Voilà l’inflexion décisive qui amènera non seulement les animatrices de Prochoix à approfondir leur « parti pris laïque » – elles soutiennent la loi sur l’interdiction des signes religieux à l’école -, mais aussi à poser cette question à la gauche : pourquoi prêter à l’islam radical une dimension émancipatrice, alors que les autres intégrismes apparaissent d’évidence comme dangereux ? « Je disais : « Ecoutez, vous n’inviteriez pas Christine Boutin au Forum social européen ! Pourquoi inviter Tariq Ramadan, dont le positionnement est tout aussi réactionnaire ? » », se souvient l’auteur d’un essai intitulé Frère Tariq. Discours, stratégie et méthode de Tariq Ramadan (Grasset, 2004).

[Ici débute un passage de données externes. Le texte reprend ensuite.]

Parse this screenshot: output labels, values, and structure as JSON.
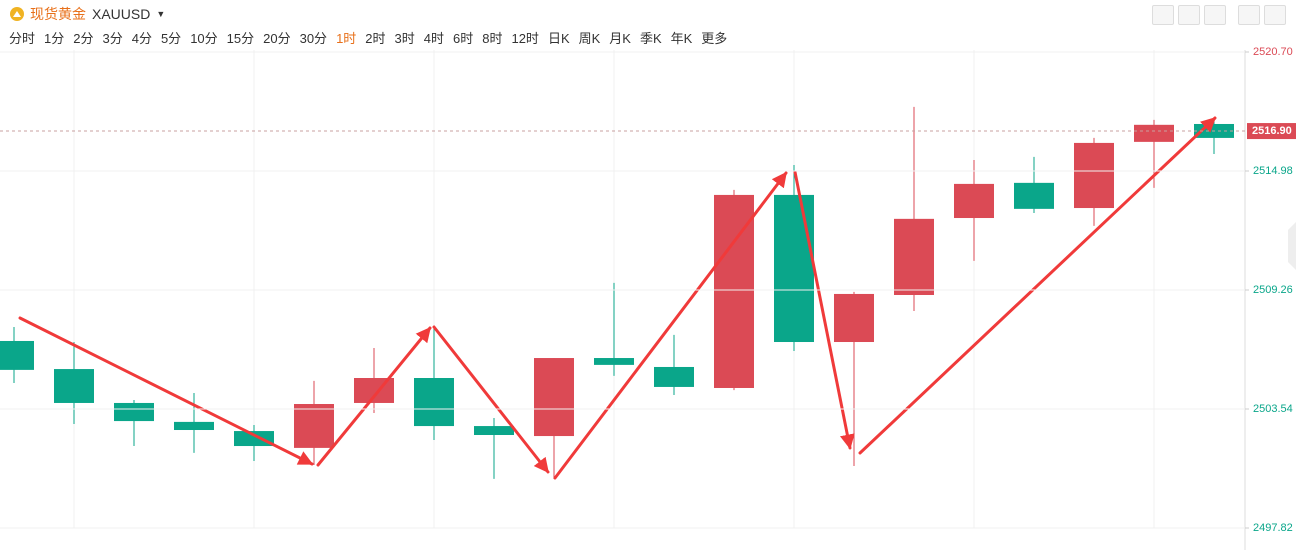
{
  "header": {
    "name": "现货黄金",
    "code": "XAUUSD"
  },
  "periods": [
    "分时",
    "1分",
    "2分",
    "3分",
    "4分",
    "5分",
    "10分",
    "15分",
    "20分",
    "30分",
    "1时",
    "2时",
    "3时",
    "4时",
    "6时",
    "8时",
    "12时",
    "日K",
    "周K",
    "月K",
    "季K",
    "年K",
    "更多"
  ],
  "active_period": "1时",
  "chart_data": {
    "type": "candlestick",
    "open": [
      2506.81,
      2505.46,
      2503.83,
      2502.92,
      2502.48,
      2501.67,
      2503.83,
      2505.03,
      2502.72,
      2502.24,
      2505.99,
      2505.56,
      2504.55,
      2513.83,
      2506.76,
      2509.02,
      2512.72,
      2514.41,
      2513.2,
      2516.38,
      2517.24
    ],
    "high": [
      2507.48,
      2506.76,
      2503.97,
      2504.31,
      2502.77,
      2504.89,
      2506.47,
      2507.53,
      2503.11,
      2505.99,
      2509.6,
      2507.1,
      2514.07,
      2515.27,
      2509.17,
      2518.06,
      2515.51,
      2515.66,
      2516.57,
      2517.44,
      2517.53
    ],
    "low": [
      2504.79,
      2502.82,
      2501.76,
      2501.43,
      2501.04,
      2500.85,
      2503.35,
      2502.05,
      2500.18,
      2500.18,
      2505.13,
      2504.21,
      2504.45,
      2506.33,
      2500.8,
      2508.25,
      2510.66,
      2512.96,
      2512.34,
      2514.17,
      2515.8
    ],
    "close": [
      2505.42,
      2503.83,
      2502.96,
      2502.53,
      2501.76,
      2503.78,
      2505.03,
      2502.72,
      2502.29,
      2505.99,
      2505.66,
      2504.6,
      2513.83,
      2506.76,
      2509.07,
      2512.68,
      2514.36,
      2513.16,
      2516.33,
      2517.2,
      2516.57
    ],
    "up_color": "#db4a55",
    "down_color": "#0aa68a",
    "ylim": [
      2497.82,
      2520.7
    ],
    "yticks": [
      {
        "value": 2497.82,
        "label": "2497.82"
      },
      {
        "value": 2503.54,
        "label": "2503.54"
      },
      {
        "value": 2509.26,
        "label": "2509.26"
      },
      {
        "value": 2514.98,
        "label": "2514.98"
      },
      {
        "value": 2520.7,
        "label": "2520.70"
      }
    ],
    "last_price": {
      "value": 2516.9,
      "label": "2516.90"
    },
    "grid": true
  }
}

Les choses se compliquent alors pour de bon : tout en continuant à attaquer George Bush et la droite religieuse américaine, elle multiplie les textes au vitriol contre les « compagnons de route » de l’islamisme. Au point de susciter l’ire de certains, notamment parmi ses anciens camarades qui la soupçonnent de verser dans une obsession anti-musulmane. D’autres, comme François Gèze, directeur des éditions La Découverte, sévèrement mises en cause dans La Tentation obscurantiste, la rangent parmi les représentants d’une gauche figée dans sa bigoterie : « Je ne mets pas en doute sa sincérité. Mais la croyance qui l’anime est de l’ordre de la foi, et elle est symptomatique de cette partie de la gauche française que j’appelle les « intégristes de la République » ».

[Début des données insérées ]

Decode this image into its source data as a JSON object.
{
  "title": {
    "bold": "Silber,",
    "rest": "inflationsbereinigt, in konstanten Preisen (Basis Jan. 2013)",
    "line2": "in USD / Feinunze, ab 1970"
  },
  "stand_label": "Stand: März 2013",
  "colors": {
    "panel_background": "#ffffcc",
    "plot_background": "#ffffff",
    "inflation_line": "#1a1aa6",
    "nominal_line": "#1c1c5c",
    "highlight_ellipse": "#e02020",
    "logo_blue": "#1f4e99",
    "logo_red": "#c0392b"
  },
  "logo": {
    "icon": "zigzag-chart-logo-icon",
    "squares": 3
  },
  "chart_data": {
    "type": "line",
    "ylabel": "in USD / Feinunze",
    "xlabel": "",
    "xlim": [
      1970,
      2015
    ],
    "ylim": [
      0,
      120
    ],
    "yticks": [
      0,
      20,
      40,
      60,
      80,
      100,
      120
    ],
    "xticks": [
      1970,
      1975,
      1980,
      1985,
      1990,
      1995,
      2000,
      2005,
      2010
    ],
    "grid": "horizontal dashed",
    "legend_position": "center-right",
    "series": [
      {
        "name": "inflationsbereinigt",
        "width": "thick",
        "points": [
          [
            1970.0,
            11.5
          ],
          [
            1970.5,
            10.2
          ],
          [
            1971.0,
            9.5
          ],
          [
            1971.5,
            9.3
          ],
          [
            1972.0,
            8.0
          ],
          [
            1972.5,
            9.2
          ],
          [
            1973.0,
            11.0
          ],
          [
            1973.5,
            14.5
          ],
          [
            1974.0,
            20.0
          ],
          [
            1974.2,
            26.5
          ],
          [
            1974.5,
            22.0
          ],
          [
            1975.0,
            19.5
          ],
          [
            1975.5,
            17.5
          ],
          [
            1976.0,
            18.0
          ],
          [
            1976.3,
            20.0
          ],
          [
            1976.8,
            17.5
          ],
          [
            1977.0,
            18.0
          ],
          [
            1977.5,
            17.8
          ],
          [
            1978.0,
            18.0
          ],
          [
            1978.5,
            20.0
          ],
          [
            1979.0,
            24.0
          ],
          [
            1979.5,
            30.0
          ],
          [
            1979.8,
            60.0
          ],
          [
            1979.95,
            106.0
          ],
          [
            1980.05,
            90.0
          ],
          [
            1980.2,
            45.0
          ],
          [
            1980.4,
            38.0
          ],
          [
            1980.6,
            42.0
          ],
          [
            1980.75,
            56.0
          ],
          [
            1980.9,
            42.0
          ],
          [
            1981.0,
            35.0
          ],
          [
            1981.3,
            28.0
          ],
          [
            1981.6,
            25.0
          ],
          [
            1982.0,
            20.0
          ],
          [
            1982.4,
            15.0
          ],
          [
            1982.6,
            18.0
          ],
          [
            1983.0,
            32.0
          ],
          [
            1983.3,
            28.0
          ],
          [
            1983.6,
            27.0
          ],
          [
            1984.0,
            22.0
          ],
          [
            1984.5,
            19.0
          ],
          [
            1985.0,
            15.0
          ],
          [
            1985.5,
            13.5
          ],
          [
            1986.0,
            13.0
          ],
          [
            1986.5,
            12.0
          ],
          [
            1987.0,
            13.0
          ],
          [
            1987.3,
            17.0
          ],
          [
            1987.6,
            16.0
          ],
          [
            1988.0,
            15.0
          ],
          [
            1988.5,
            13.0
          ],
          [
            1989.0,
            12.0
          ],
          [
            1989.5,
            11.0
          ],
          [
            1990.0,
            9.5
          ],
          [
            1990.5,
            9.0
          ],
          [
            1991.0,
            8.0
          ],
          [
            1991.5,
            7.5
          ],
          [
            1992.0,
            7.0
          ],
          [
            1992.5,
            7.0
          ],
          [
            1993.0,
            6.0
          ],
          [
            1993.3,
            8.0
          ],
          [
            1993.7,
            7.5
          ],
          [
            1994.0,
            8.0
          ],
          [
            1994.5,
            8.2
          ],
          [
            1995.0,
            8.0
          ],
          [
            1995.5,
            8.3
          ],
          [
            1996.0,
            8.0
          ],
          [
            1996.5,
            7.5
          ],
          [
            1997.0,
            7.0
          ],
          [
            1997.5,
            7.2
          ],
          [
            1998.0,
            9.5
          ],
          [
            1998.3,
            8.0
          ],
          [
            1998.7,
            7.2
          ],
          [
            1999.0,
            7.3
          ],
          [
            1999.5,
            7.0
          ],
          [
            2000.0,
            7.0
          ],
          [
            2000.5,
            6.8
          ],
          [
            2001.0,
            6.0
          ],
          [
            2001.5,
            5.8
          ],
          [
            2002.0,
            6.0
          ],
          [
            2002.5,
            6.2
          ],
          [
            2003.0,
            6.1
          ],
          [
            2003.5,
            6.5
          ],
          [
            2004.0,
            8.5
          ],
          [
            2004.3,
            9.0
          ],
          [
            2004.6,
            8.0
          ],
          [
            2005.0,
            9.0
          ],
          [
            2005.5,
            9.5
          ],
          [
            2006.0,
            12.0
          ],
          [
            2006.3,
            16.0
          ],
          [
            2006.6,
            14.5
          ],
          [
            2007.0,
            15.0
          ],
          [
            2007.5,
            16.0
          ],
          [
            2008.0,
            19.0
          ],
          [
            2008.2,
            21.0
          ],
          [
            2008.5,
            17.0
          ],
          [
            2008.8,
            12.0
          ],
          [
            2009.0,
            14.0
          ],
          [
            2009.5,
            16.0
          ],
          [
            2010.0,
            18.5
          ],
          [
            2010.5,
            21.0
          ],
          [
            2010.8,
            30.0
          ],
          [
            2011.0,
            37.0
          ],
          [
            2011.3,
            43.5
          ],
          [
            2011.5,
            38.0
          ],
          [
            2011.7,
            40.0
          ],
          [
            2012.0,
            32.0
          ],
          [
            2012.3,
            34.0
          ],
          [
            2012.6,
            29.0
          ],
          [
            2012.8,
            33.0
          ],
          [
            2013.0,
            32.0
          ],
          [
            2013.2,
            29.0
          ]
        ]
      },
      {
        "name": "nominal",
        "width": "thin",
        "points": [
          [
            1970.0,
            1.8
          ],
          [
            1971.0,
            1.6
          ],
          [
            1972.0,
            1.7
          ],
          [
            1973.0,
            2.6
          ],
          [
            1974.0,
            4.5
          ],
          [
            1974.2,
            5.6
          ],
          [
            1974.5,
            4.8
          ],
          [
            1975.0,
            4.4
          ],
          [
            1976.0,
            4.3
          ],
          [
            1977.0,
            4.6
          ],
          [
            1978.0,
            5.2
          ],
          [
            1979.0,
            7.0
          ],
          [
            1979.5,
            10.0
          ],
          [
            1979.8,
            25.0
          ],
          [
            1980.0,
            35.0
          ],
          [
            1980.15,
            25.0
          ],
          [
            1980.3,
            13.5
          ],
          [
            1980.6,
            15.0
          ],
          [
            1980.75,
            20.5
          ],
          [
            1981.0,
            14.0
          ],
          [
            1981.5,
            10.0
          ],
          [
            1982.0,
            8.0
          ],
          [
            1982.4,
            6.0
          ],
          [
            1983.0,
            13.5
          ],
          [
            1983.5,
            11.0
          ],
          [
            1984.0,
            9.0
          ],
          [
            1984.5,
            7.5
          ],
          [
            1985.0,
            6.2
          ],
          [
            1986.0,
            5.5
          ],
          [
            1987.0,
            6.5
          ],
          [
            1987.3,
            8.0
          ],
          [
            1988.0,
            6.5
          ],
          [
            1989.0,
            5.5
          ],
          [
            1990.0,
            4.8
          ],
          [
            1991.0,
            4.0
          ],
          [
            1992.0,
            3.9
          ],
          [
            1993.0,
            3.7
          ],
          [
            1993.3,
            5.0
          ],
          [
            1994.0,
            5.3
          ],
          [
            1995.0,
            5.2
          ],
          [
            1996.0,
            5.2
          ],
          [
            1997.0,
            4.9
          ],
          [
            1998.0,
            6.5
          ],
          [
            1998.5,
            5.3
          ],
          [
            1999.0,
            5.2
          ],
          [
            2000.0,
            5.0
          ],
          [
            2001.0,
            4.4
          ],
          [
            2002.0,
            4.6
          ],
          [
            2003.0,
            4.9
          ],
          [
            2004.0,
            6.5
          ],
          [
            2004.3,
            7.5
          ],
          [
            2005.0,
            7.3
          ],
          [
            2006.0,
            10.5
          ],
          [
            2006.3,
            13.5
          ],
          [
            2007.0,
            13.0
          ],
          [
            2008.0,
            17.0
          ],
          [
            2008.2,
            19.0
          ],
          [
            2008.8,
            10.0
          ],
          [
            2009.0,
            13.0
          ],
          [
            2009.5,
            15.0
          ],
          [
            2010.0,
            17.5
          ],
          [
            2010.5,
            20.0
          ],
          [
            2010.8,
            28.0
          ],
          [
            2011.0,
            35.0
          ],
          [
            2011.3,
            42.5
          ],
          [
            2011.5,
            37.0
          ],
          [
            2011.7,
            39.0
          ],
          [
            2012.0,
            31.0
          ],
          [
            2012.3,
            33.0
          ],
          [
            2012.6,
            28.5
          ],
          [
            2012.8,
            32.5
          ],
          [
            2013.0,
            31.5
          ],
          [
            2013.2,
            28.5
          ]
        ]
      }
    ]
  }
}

Car Caroline Fourest ne fait pas toujours dans la nuance. Sur les « alliances paradoxales et dangereuses » du MRAP ou encore de la Ligue des droits de l’homme, elle tape fort, donne des noms, et attend encore de ses détracteurs une authentique réfutation. « Quand j’écrivais pour le pacs et contre Christine Boutin, je me faisais traiter de « communautariste ». Depuis que je défends la laïcité et que j’écris contre Tariq Ramadan, je me fais traiter de « républicaniste réac » ! On caricature ce que vous avez écrit, on vous fait dire le contraire de ce que vous avez dit. Moi je ne veux pas finir comme une vieille conne de droite à 80 ans, et j’essaie de faire en sorte que la gauche ne me dégoûte pas d’avoir choisi son camp », s’insurge-t-elle, en rappelant qu’elle a cosigné – avec Salman Rushdie ou Taslima Nasreen, entre autres – un Manifeste contre le totalitarisme islamique, et qu’elle compte nombre de soutiens parmi les démocrates du monde arabo-musulman.

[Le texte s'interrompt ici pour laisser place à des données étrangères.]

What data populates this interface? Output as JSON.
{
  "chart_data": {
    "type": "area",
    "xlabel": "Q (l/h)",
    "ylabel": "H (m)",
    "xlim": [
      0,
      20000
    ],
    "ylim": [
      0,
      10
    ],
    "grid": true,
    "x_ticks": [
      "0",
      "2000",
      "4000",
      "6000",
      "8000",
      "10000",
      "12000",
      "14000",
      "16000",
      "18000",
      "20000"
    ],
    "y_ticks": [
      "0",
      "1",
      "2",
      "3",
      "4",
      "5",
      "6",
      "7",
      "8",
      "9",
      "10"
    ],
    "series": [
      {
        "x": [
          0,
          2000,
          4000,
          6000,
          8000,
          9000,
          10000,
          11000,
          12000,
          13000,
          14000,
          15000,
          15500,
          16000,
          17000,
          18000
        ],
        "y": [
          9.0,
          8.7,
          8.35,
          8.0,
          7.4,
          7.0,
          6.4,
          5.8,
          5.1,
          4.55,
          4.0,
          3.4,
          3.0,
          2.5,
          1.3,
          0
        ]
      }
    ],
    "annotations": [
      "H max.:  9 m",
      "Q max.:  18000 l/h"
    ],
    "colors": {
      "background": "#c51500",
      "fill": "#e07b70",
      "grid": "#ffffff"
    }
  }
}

Chez les adhérents du Manifeste des libertés, par exemple, cette association créée en 2004 pour défendre une pensée laïque en islam. Ainsi, tout en critiquant son analyse des mouvements islamistes, le psychanalyste Fethi Benslama, auteur d’une récente Déclaration d’insoumission à l’usage des musulmans et de ceux qui ne le sont pas (Flammarion), rejoint Caroline Fourest pour pointer le manque de vigilance de certains « progressistes » : « J’ai beaucoup de difficultés avec mes amis de gauche et d’extrême gauche, qui ne comprennent pas la position des démocrates dans les pays arabes. Il y a chez eux un aveuglement sur les dangers de l’islamisme », assure l’écrivain.

C’est ceux-là mêmes que Caroline Fourest appelle les « idiots utiles » de l’intégrisme. En les désignant comme tels, elle savait à quoi s’attendre. Dans une galaxie antiraciste désormais en voie d’implosion, il n’y a souvent plus guère que des coups à prendre.